26. Anayasa Mahkemesine yapılan bireysel başvurularda, başvuru
konusu olaylarla ilgili delilleri sunmak suretiyle olaylar hakkındaki
iddialarını kanıtlamak ve dayanılan Anayasa hükmünün kendilerine göre ihlal
edildiğine dair açıklamalarda bulunarak hukuki iddialarını ortaya koymak
başvurucuya düşer. Başvurucunun kamu gücünün işlem, eylem ya da ihmali
nedeniyle ihlal edildiğini ileri sürdüğü hak ve özgürlük ile dayanılan Anayasa
hükümlerini, ihlal gerekçelerini, dayanılan deliller ile ihlale neden olduğu
ileri sürülen işlem veya kararların neler olduğunu başvuru dilekçesinde
belirtmesi şarttır. Başvuru dilekçesinde kamu gücünün ihlale neden olduğu iddia
edilen işlem, eylem ya da ihmaline dair olayların tarih sırasına göre özeti
yapılmalı, bireysel başvuru kapsamındaki hak ve özgürlüklerden hangisinin hangi
nedenle ihlal edildiği ve buna ilişkin gerekçelerle deliller açıklanmalıdır (Sabah Yıldızı Radyo ve Televizyon Yayın İletişim
Reklam Sanayi ve Ticaret Anonim Şirketi, § 19).
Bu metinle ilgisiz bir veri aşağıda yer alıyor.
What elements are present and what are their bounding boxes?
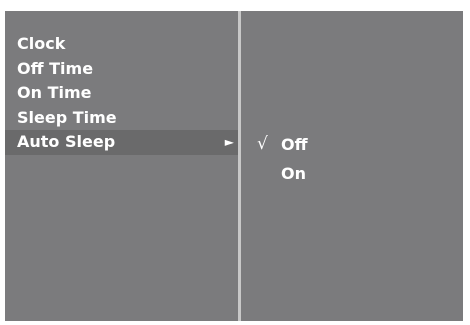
option-off[interactable]: √ Off: [241, 130, 463, 159]
option-label: On: [281, 164, 306, 183]
menu-item-clock[interactable]: Clock: [5, 32, 238, 57]
auto-sleep-options: √ Off On: [241, 130, 463, 188]
menu-item-label: Sleep Time: [17, 107, 117, 127]
settings-screen: Clock Off Time On Time Sleep Time Auto S…: [5, 11, 463, 321]
menu-item-on-time[interactable]: On Time: [5, 81, 238, 106]
menu-item-label: Auto Sleep: [17, 132, 116, 151]
option-label: Off: [281, 135, 308, 154]
menu-item-auto-sleep[interactable]: Auto Sleep ►: [5, 130, 238, 155]
menu-item-label: Off Time: [17, 58, 94, 78]
menu-item-label: Clock: [17, 34, 66, 53]
check-mark-icon: √: [257, 134, 268, 154]
right-triangle-arrow-icon: ►: [224, 135, 234, 149]
menu-item-off-time[interactable]: Off Time: [5, 57, 238, 82]
menu-item-sleep-time[interactable]: Sleep Time: [5, 106, 238, 131]
settings-menu: Clock Off Time On Time Sleep Time Auto S…: [5, 32, 238, 155]
option-on[interactable]: On: [241, 159, 463, 188]
menu-item-label: On Time: [17, 83, 92, 102]
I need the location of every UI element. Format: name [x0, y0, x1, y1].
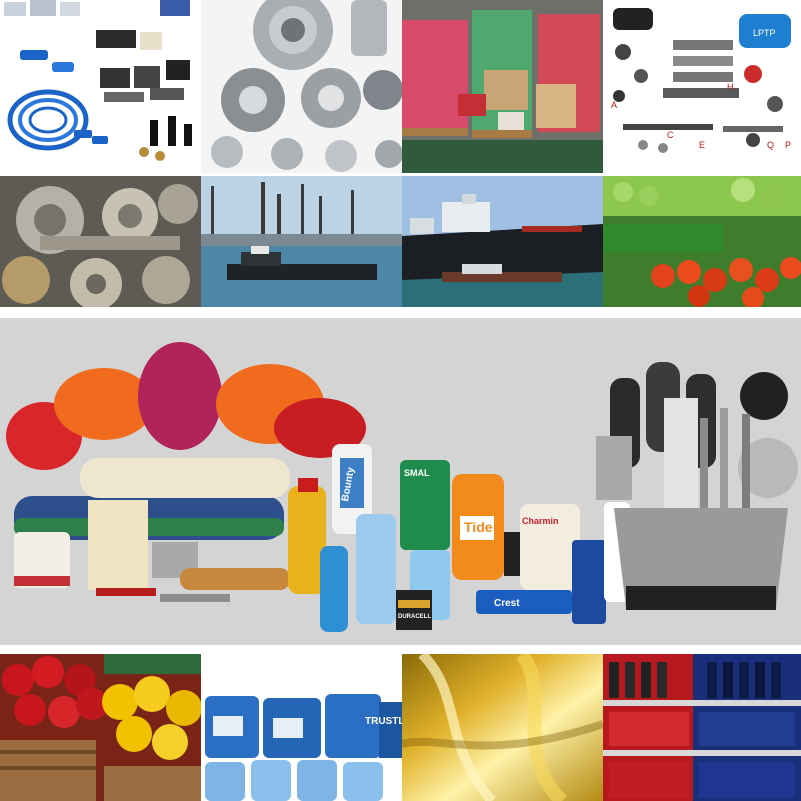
household-goods-banner: Tide Bounty SMAL DURACELL Charmin Crest: [0, 318, 801, 645]
warehouse-boxes-illustration: [402, 0, 603, 173]
electronics-photo: [0, 0, 201, 173]
metal-parts-photo: [201, 0, 402, 173]
tool-parts-photo: LPTP A C E H Q P: [603, 0, 801, 173]
tool-letter-e: E: [699, 140, 705, 150]
household-goods-illustration: Tide Bounty SMAL DURACELL Charmin Crest: [0, 318, 801, 645]
blue-drums-illustration: TRUSTL: [201, 654, 402, 801]
tool-letter-q: Q: [767, 140, 774, 150]
vegetables-photo: [603, 176, 801, 307]
soap-brand-label: SMAL: [404, 468, 430, 478]
electronics-illustration: [0, 0, 201, 173]
peppers-photo: [0, 654, 201, 801]
tool-parts-illustration: LPTP A C E H Q P: [603, 0, 801, 173]
gears-photo: [0, 176, 201, 307]
tool-letter-a: A: [611, 100, 617, 110]
oil-photo: [402, 654, 603, 801]
detergent-brand-label: Tide: [464, 519, 493, 535]
warehouse-photo: [402, 0, 603, 173]
cargo-ship-illustration: [402, 176, 603, 307]
tool-brand-label: LPTP: [753, 28, 776, 38]
golden-oil-illustration: [402, 654, 603, 801]
bell-peppers-illustration: [0, 654, 201, 801]
drum-brand-label: TRUSTL: [365, 716, 402, 727]
tool-letter-h: H: [727, 82, 734, 92]
tissue-brand-label: Charmin: [522, 516, 559, 526]
chemical-drums-photo: TRUSTL: [201, 654, 402, 801]
vegetable-market-illustration: [603, 176, 801, 307]
harbor-photo: [201, 176, 402, 307]
beverage-shelves-photo: [603, 654, 801, 801]
harbor-illustration: [201, 176, 402, 307]
beverage-shelves-illustration: [603, 654, 801, 801]
battery-brand-label: DURACELL: [398, 614, 431, 620]
toothpaste-brand-label: Crest: [494, 598, 520, 609]
tool-letter-c: C: [667, 130, 674, 140]
ship-photo: [402, 176, 603, 307]
tool-letter-p: P: [785, 140, 791, 150]
utensil-holder: [596, 362, 798, 610]
metal-flange-illustration: [201, 0, 402, 173]
gears-illustration: [0, 176, 201, 307]
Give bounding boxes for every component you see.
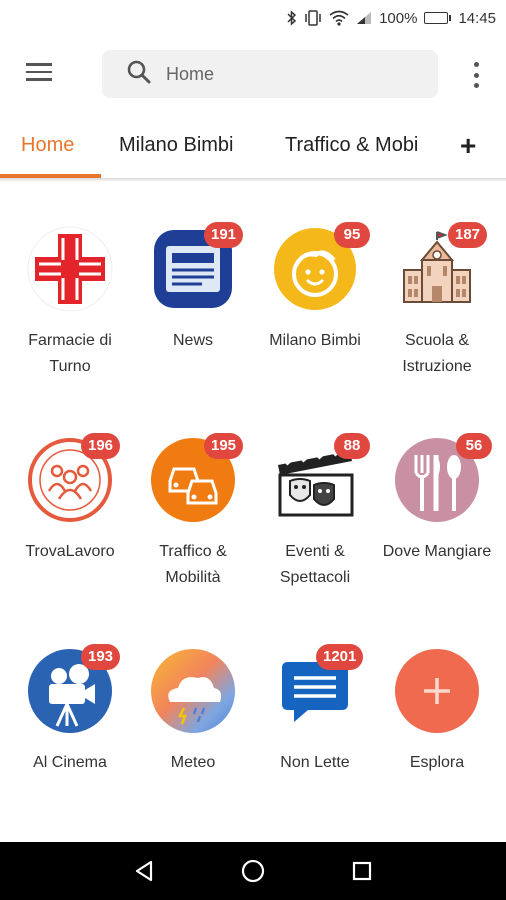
tile-label: News <box>172 332 213 349</box>
tile-news[interactable]: 191 News <box>130 222 256 386</box>
tile-label: Non Lette <box>280 754 350 771</box>
tile-label: Al Cinema <box>33 754 107 771</box>
clock: 14:45 <box>458 9 496 27</box>
back-icon[interactable] <box>129 856 159 886</box>
tile-esplora[interactable]: Esplora <box>374 648 500 788</box>
tab-traffico-mobilita[interactable]: Traffico & Mobi <box>285 134 418 157</box>
tab-bar: Home Milano Bimbi Traffico & Mobi + <box>0 112 506 178</box>
notification-badge: 193 <box>81 644 121 670</box>
tile-label: TrovaLavoro <box>25 543 115 560</box>
battery-percent: 100% <box>379 9 418 27</box>
battery-icon <box>424 12 452 24</box>
tile-non-lette[interactable]: 1201 Non Lette <box>252 644 378 788</box>
more-options-icon[interactable] <box>466 62 486 88</box>
notification-badge: 191 <box>204 222 244 248</box>
notification-badge: 95 <box>334 222 370 248</box>
tile-scuola[interactable]: 187 Scuola & Istruzione <box>374 222 500 386</box>
hamburger-menu-icon[interactable] <box>22 58 56 90</box>
add-circle-icon <box>394 648 480 734</box>
tab-milano-bimbi[interactable]: Milano Bimbi <box>119 134 233 157</box>
tile-label: Scuola & Istruzione <box>402 332 472 375</box>
tile-label: Milano Bimbi <box>269 332 361 349</box>
vibrate-icon <box>304 10 322 26</box>
notification-badge: 56 <box>456 433 492 459</box>
notification-badge: 195 <box>204 433 244 459</box>
status-bar: 100% 14:45 <box>0 0 506 36</box>
tile-eventi[interactable]: 88 Eventi & Spettacoli <box>252 433 378 597</box>
search-input[interactable]: Home <box>102 50 438 98</box>
tile-label: Eventi & Spettacoli <box>279 543 351 586</box>
weather-icon <box>150 648 236 734</box>
tile-al-cinema[interactable]: 193 Al Cinema <box>7 644 133 788</box>
tab-home[interactable]: Home <box>21 134 74 157</box>
system-nav-bar <box>0 842 506 900</box>
notification-badge: 1201 <box>316 644 364 670</box>
tile-meteo[interactable]: Meteo <box>130 648 256 788</box>
notification-badge: 196 <box>81 433 121 459</box>
add-tab-button[interactable]: + <box>460 130 476 162</box>
tile-label: Dove Mangiare <box>382 543 492 560</box>
wifi-icon <box>329 10 349 26</box>
pharmacy-cross-icon <box>27 226 113 312</box>
tile-trovalavoro[interactable]: 196 TrovaLavoro <box>7 433 133 597</box>
tile-traffico[interactable]: 195 Traffico & Mobilità <box>130 433 256 597</box>
recents-icon[interactable] <box>347 856 377 886</box>
bluetooth-icon <box>287 10 297 26</box>
tile-farmacie[interactable]: Farmacie di Turno <box>7 226 133 386</box>
signal-icon <box>356 11 372 25</box>
tile-label: Traffico & Mobilità <box>159 543 227 586</box>
search-placeholder: Home <box>166 63 215 84</box>
search-icon <box>126 59 152 90</box>
tile-milano-bimbi[interactable]: 95 Milano Bimbi <box>252 222 378 386</box>
tile-label: Esplora <box>409 754 465 771</box>
tile-label: Meteo <box>170 754 216 771</box>
services-grid: Farmacie di Turno 191 News 95 Milano Bim… <box>0 182 506 840</box>
home-icon[interactable] <box>238 856 268 886</box>
tile-label: Farmacie di Turno <box>28 332 112 375</box>
app-bar: Home <box>0 36 506 112</box>
notification-badge: 88 <box>334 433 370 459</box>
notification-badge: 187 <box>448 222 488 248</box>
tile-dove-mangiare[interactable]: 56 Dove Mangiare <box>374 433 500 597</box>
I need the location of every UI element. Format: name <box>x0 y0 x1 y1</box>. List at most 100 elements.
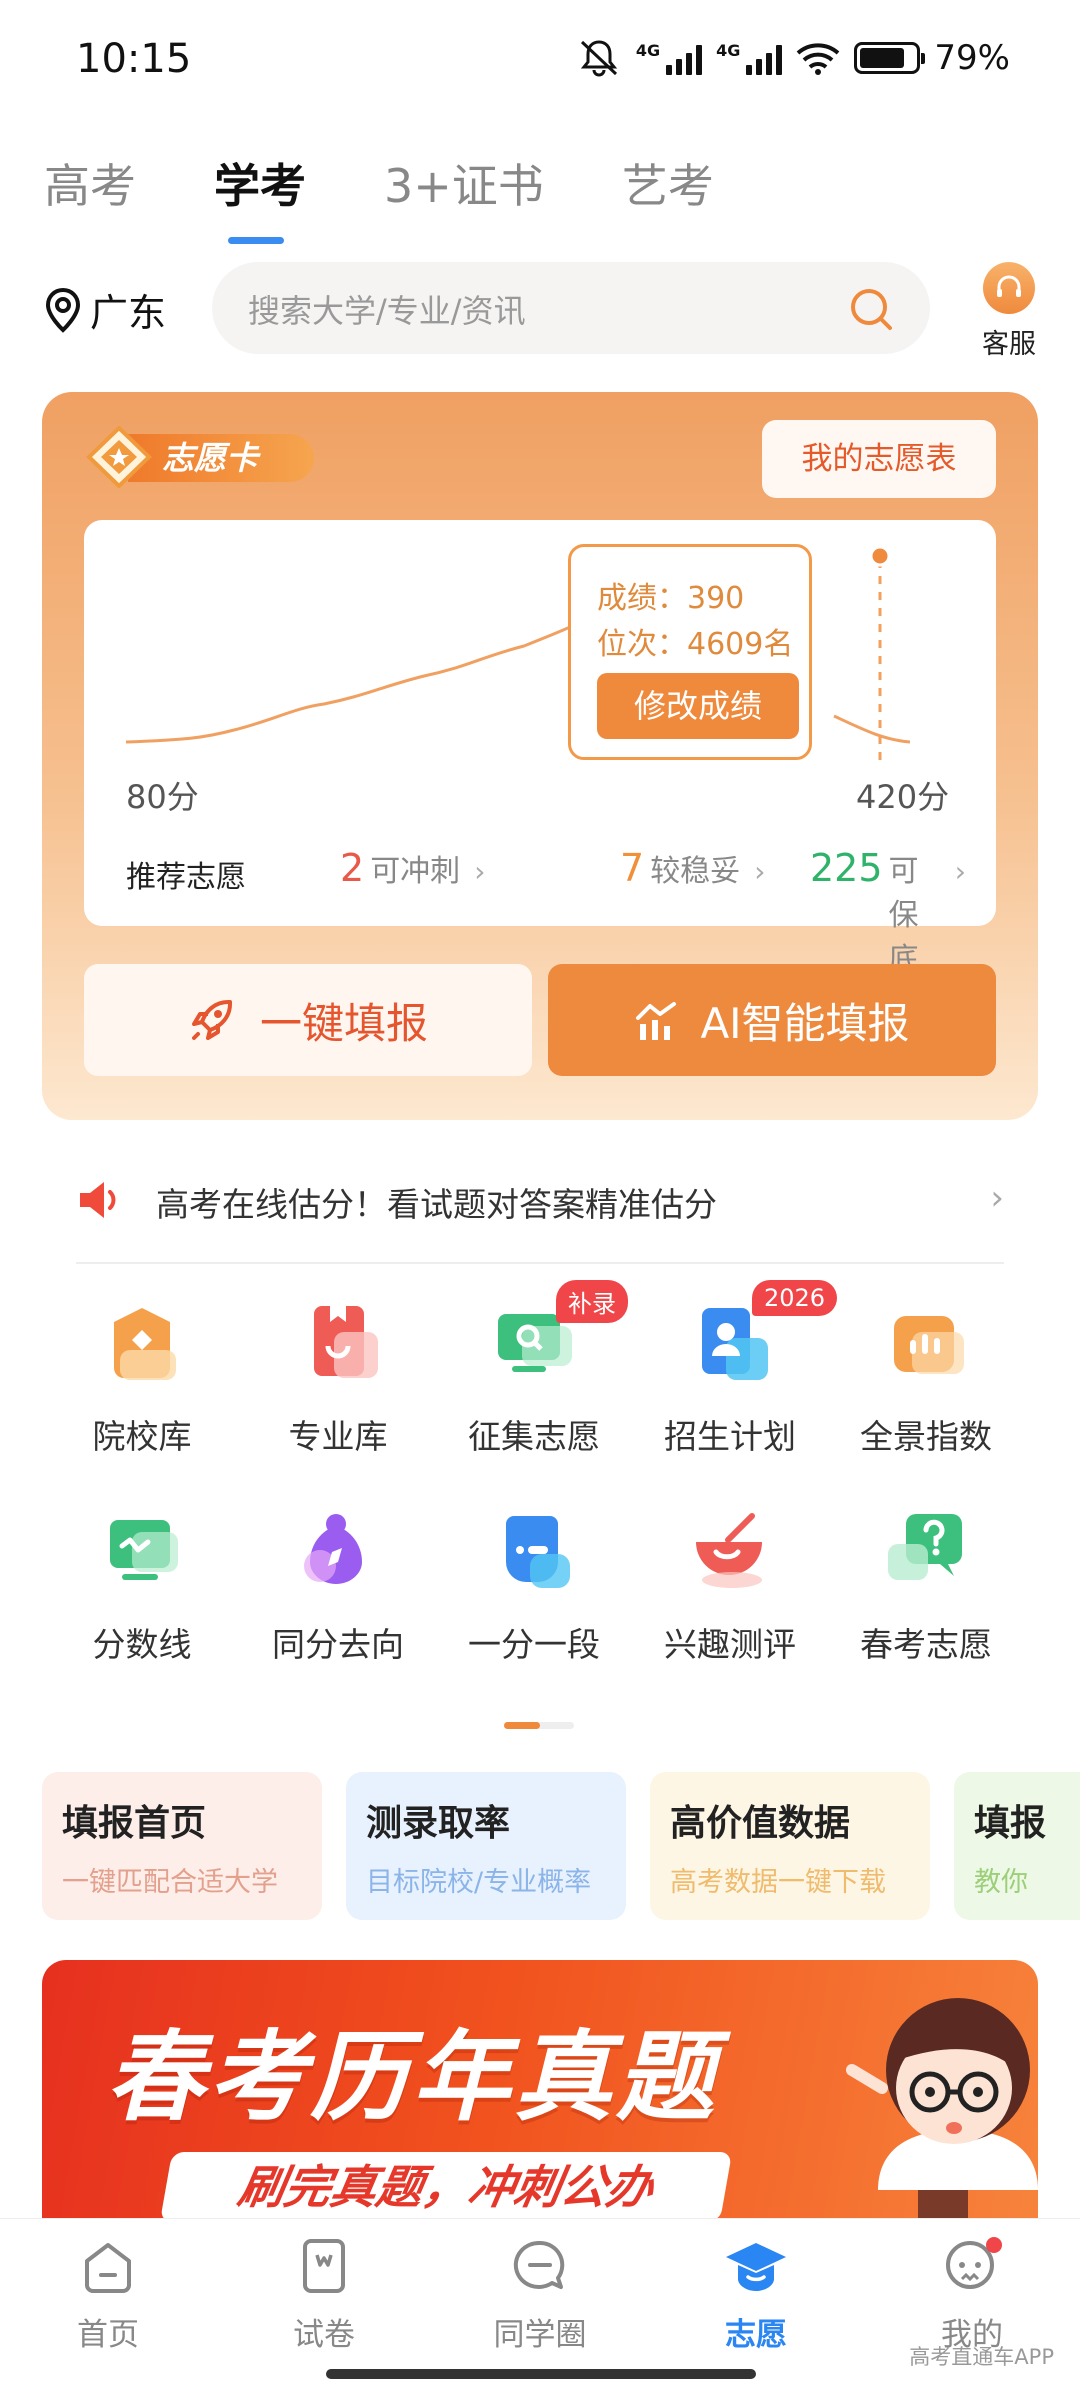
grid-item-schools[interactable]: 院校库 <box>42 1296 242 1458</box>
tab-wish[interactable]: 志愿 <box>686 2237 826 2354</box>
badge-supplementary: 补录 <box>556 1280 628 1323</box>
grid-item-same-score[interactable]: 同分去向 <box>238 1504 438 1666</box>
paper-icon <box>303 2239 345 2293</box>
bar-chart-icon <box>878 1296 974 1392</box>
school-icon <box>94 1296 190 1392</box>
one-click-fill-label: 一键填报 <box>259 998 428 1048</box>
signal-icon: 4G <box>716 41 783 75</box>
quick-cards: 填报首页 一键匹配合适大学 测录取率 目标院校/专业概率 高价值数据 高考数据一… <box>42 1772 1080 1920</box>
recommendation-row: 推荐志愿 2 可冲刺 › 7 较稳妥 › 225 可保底 › <box>126 846 966 977</box>
stat-rush[interactable]: 2 可冲刺 › <box>340 846 485 890</box>
status-bar: 10:15 4G 4G 79% <box>0 0 1080 125</box>
tab-yikao[interactable]: 艺考 <box>622 150 714 216</box>
chevron-right-icon: › <box>990 1178 1004 1218</box>
graduation-cap-icon <box>726 2243 786 2291</box>
divider <box>76 1262 1004 1264</box>
rank-value: 位次：4609名 <box>597 627 794 662</box>
status-icons: 4G 4G 79% <box>576 38 1010 78</box>
stat-safe[interactable]: 225 可保底 › <box>810 846 966 978</box>
tab-gaokao[interactable]: 高考 <box>44 150 136 216</box>
speaker-icon <box>80 1182 116 1218</box>
quick-card-fill-home[interactable]: 填报首页 一键匹配合适大学 <box>42 1772 322 1920</box>
profile-icon <box>946 2237 1002 2289</box>
chevron-right-icon: › <box>474 855 486 888</box>
x-axis-max-label: 420分 <box>856 778 950 816</box>
battery-icon <box>854 42 926 74</box>
stat-stable[interactable]: 7 较稳妥 › <box>620 846 765 890</box>
ai-fill-button[interactable]: AI智能填报 <box>548 964 996 1076</box>
score-tooltip: 成绩：390 位次：4609名 修改成绩 <box>568 544 812 760</box>
rocket-icon <box>191 1000 232 1040</box>
quick-card-admission-rate[interactable]: 测录取率 目标院校/专业概率 <box>346 1772 626 1920</box>
wish-card-badge: 志愿卡 <box>84 426 314 488</box>
tab-xuekao[interactable]: 学考 <box>214 150 306 244</box>
wifi-icon <box>797 43 840 75</box>
tab-papers[interactable]: 试卷 <box>254 2237 394 2354</box>
mute-icon <box>580 40 618 77</box>
location-selector[interactable]: 广东 <box>44 282 166 337</box>
wish-card-badge-label: 志愿卡 <box>128 434 314 482</box>
grid-item-spring-exam[interactable]: 春考志愿 <box>826 1504 1026 1666</box>
promo-banner[interactable]: 春考历年真题 刷完真题，冲刺公办 <box>42 1960 1038 2220</box>
grid-item-majors[interactable]: 专业库 <box>238 1296 438 1458</box>
search-placeholder: 搜索大学/专业/资讯 <box>248 292 526 330</box>
recommend-label: 推荐志愿 <box>126 860 246 895</box>
search-icon[interactable] <box>848 286 894 332</box>
home-icon <box>85 2243 131 2293</box>
customer-service-label: 客服 <box>982 329 1036 360</box>
tab-classmates[interactable]: 同学圈 <box>470 2237 610 2354</box>
bowl-icon <box>682 1504 778 1600</box>
quick-card-data[interactable]: 高价值数据 高考数据一键下载 <box>650 1772 930 1920</box>
line-monitor-icon <box>94 1504 190 1600</box>
search-row: 广东 搜索大学/专业/资讯 客服 <box>44 262 1044 360</box>
x-axis-min-label: 80分 <box>126 778 199 816</box>
grid-item-interest-test[interactable]: 兴趣测评 <box>630 1504 830 1666</box>
ai-chart-icon <box>636 1002 677 1040</box>
battery-level: 79% <box>934 38 1010 78</box>
search-input[interactable]: 搜索大学/专业/资讯 <box>212 262 930 354</box>
person-card-icon: 2026 <box>682 1280 838 1392</box>
notice-text: 高考在线估分！看试题对答案精准估分 <box>156 1185 717 1224</box>
grid-item-panorama[interactable]: 全景指数 <box>826 1296 1026 1458</box>
chevron-right-icon: › <box>754 855 766 888</box>
search-monitor-icon: 补录 <box>486 1280 628 1392</box>
question-chat-icon <box>878 1504 974 1600</box>
banner-subtitle: 刷完真题，冲刺公办 <box>159 2152 733 2220</box>
grid-item-segment[interactable]: 一分一段 <box>434 1504 634 1666</box>
banner-title: 春考历年真题 <box>106 2021 719 2135</box>
tab-profile[interactable]: 我的 <box>902 2237 1042 2354</box>
score-value: 成绩：390 <box>597 581 745 616</box>
segment-icon <box>486 1504 582 1600</box>
grid-item-score-line[interactable]: 分数线 <box>42 1504 242 1666</box>
bottom-tab-bar: 首页 试卷 同学圈 志愿 我的 高考直通车APP <box>0 2218 1080 2400</box>
status-time: 10:15 <box>76 36 192 82</box>
my-wish-form-button[interactable]: 我的志愿表 <box>762 420 996 498</box>
top-tabs: 高考 学考 3+证书 艺考 <box>44 150 792 244</box>
home-indicator[interactable] <box>326 2369 756 2379</box>
book-icon <box>290 1296 386 1392</box>
headset-icon <box>983 262 1035 314</box>
edit-score-button[interactable]: 修改成绩 <box>597 673 799 739</box>
location-pin-icon <box>45 287 81 333</box>
chat-icon <box>513 2240 565 2289</box>
ai-fill-label: AI智能填报 <box>700 998 910 1048</box>
location-label: 广东 <box>90 291 167 335</box>
tab-certificate[interactable]: 3+证书 <box>384 150 544 216</box>
watermark: 高考直通车APP <box>909 2345 1054 2369</box>
badge-year: 2026 <box>752 1280 838 1316</box>
score-chart: 80分 420分 成绩：390 位次：4609名 修改成绩 推荐志愿 2 可冲刺 ›… <box>84 520 996 977</box>
grid-item-supplementary[interactable]: 补录 征集志愿 <box>434 1280 634 1458</box>
wish-card: 志愿卡 我的志愿表 80分 420分 成绩：390 位次：4609名 修改成绩 … <box>42 392 1038 1120</box>
signal-icon: 4G <box>636 41 703 75</box>
chevron-right-icon: › <box>954 855 966 888</box>
one-click-fill-button[interactable]: 一键填报 <box>84 964 532 1076</box>
tab-home[interactable]: 首页 <box>38 2237 178 2354</box>
customer-service-button[interactable]: 客服 <box>974 262 1044 361</box>
star-gem-icon <box>86 426 152 488</box>
student-illustration-icon <box>846 1998 1038 2220</box>
quick-card-guide[interactable]: 填报 教你 <box>954 1772 1080 1920</box>
grid-item-enrollment-plan[interactable]: 2026 招生计划 <box>630 1280 838 1458</box>
direction-icon <box>290 1504 386 1600</box>
notice-bar[interactable]: 高考在线估分！看试题对答案精准估分 › <box>76 1168 1004 1238</box>
grid-page-indicator <box>504 1722 574 1729</box>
27. Başvurucular hukuka aykırı bir şekilde elde edilen
delillerle mahkûmiyetlerine karar verildiğini savunmuş iseler de hangi
delilerin hangi gerekçeyle hukuka aykırı bir şekilde elde edildikleri hususunda
bir değerlendirme yapmamışlardır. Sonuç olarak başvurucular, bu iddiasını soyut
bir şekilde ileri sürmüşler; başvuru konusu olaylarla ilgili delilleri sunarak
olaylar hakkındaki iddialarını kanıtlama ve dayanılan Anayasa hükmünün
kendisine göre ihlal edildiğine dair hukuki iddialarını ortaya koyma
yükümlülüğünü yerine getirmemişlerdir.
28. Açıklanan gerekçelerle başvurunun bu kısmının açıkça dayanaktan yoksun olması nedeniyle
kabul edilemez olduğuna karar verilmesi gerekir.
VI. HÜKÜM
Açıklanan gerekçelerle;
A. 1. İfade ve örgütlenme özgürlüğü ile toplantı ve gösteri
yürüyüşü düzenleme hakkının ihlal edildiğine ilişkin iddianın açıkça dayanaktan yoksun olması nedeniyle
KABUL EDİLEMEZ OLDUĞUNA,
2. Adil yargılanma hakkının ihlal edildiğine ilişkin iddianın açıkça dayanaktan yoksun olması nedeniyle
KABUL EDİLEMEZ OLDUĞUNA,
B. Yargılama giderlerinin başvurucu üzerinde BIRAKILMASINA
19/11/2019 tarihinde OYBİRLİĞİYLE karar verildi.